Figure 6b : perception sur les revenus, selon l'âge et l'origine

8. Inégalités

Au fil du temps, les compétitions de football ont évolué vers moins d’équilibre. Ce constat est particulièrement vrai pour les compétitions de clubs. La grande majorité des passionnés ayant participé à l’enquête expriment une préoccupation par rapport à cette situation. Presque quatre cinquièmes estiment qu’il n’y a pas assez de diversité dans les équipes remportant des trophées et une proportion équivalente de personnes pensent que les championnats nationaux ne sont pas équilibrés.

Figure 7a : perception sur les inégalités

Les fans ont une perception moins négative en ce qui concerne les coupes internationales de clubs, même si 63,5% des répondants estiment dans ce cas aussi que l’équilibre n’est pas suffisant. Ces réponses montrent que les inégalités sportives entre équipes, renvoyant aux écarts économiques qui ne se cessent de se creuser, doivent être réduites pour éviter une désaffection des fans. De ce point de vue, les compétitions entre sélections nationales sont relativement à l’abri, 63,4% des passionnés interrogés les trouvant suffisamment équilibrées.

Figure 7b : perception sur les inégalités, selon l'âge et l'origine

9. Dérives

Le football est souvent perçu comme un domaine comportant de nombreuses dérives, que ce soit pour des problématiques ayant trait à l’activité sportive en tant que telle (dopage, matchs truqués) ou pour des phénomènes bien répandus dans la société trouvant une expression particulière dans la pratique (racisme, homophobie). Les personnes interrogées estiment que ces derniers problèmes sont bien plus répandus que les premiers.

Figure 8a : perception sur les dérives

Presque sept répondants sur dix considèrent que le racisme est trop présent dans le monde du football et 37,6% ont un avis tranché à ce sujet. Ces proportions sont aussi relativement élevées en ce qui concerne la problématique de l’homophobie : un peu plus de six interrogés sur dix et 31,2%. Par contre, une minorité des passionnés ayant pris part à l’enquête estime que le dopage est trop présent dans le football professionnel (33,0%) et que le nombre de rencontres truquées est trop élevé (30,3%).

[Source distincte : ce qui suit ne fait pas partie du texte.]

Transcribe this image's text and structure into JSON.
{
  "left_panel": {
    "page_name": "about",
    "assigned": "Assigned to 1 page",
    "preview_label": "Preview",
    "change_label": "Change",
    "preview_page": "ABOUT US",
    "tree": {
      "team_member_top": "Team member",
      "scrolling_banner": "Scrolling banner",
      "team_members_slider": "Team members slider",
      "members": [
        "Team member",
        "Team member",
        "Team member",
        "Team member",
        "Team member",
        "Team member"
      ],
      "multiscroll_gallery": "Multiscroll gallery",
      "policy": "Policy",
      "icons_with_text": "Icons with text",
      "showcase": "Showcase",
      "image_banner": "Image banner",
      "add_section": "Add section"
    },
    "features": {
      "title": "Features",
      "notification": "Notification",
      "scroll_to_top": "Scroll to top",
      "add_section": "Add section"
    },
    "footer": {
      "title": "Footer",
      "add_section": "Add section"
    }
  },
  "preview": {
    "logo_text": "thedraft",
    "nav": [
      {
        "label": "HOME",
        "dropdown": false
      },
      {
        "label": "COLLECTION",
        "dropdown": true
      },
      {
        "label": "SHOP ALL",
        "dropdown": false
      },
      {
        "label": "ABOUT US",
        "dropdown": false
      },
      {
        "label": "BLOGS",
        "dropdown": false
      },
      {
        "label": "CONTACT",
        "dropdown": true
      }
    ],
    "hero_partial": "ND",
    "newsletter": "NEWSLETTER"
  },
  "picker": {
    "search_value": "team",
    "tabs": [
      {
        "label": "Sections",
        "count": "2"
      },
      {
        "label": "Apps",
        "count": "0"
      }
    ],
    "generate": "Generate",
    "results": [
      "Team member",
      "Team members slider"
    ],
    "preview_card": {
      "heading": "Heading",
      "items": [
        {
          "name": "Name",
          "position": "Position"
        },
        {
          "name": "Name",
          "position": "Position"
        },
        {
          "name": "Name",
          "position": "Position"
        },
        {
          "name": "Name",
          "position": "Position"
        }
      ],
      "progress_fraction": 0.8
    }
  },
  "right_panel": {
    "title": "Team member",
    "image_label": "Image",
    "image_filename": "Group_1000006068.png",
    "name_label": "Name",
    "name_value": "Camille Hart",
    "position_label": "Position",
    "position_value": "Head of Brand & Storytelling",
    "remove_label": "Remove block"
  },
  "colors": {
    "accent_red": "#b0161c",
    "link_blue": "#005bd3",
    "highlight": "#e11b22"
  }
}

Figure 8b : perception sur les dérives, selon l'âge et l'origine

10. Genre

Les questions de genre sont de plus en plus débattues au sein de la société et le football ne fait pas exception à cet égard. D’une manière générale, les enquêtés considèrent que les femmes n’occupent pas encore une place assez favorable dans le milieu du football. Six personnes sur dix sont d’avis qu’il y a trop de sexisme, presque deux tiers considèrent que les joueuses devraient gagner plus d’argent et presque sept sur dix que les matchs féminins devraient être plus diffusés. Ces résultats suggèrent que les fans sont prêts à accompagner avec enthousiasme le développement du football féminin.

Figure 9a : perception sur le genre

Les réponses à une quatrième question relative à la problématique du genre montrent l’existence d’un véritable consensus parmi les passionnés du jeu : il devrait y avoir plus de femmes à des postes de pouvoir dans le football. À l’image de Fatma Samoura, secrétaire générale de la FIFA, les fans sont d’avis que plus de femmes devraient recevoir une chance au plus haut niveau des sphères dirigeantes. De ce point de vue aussi, ils affichent un progressisme qui dépasse probablement celui des institutions concernées.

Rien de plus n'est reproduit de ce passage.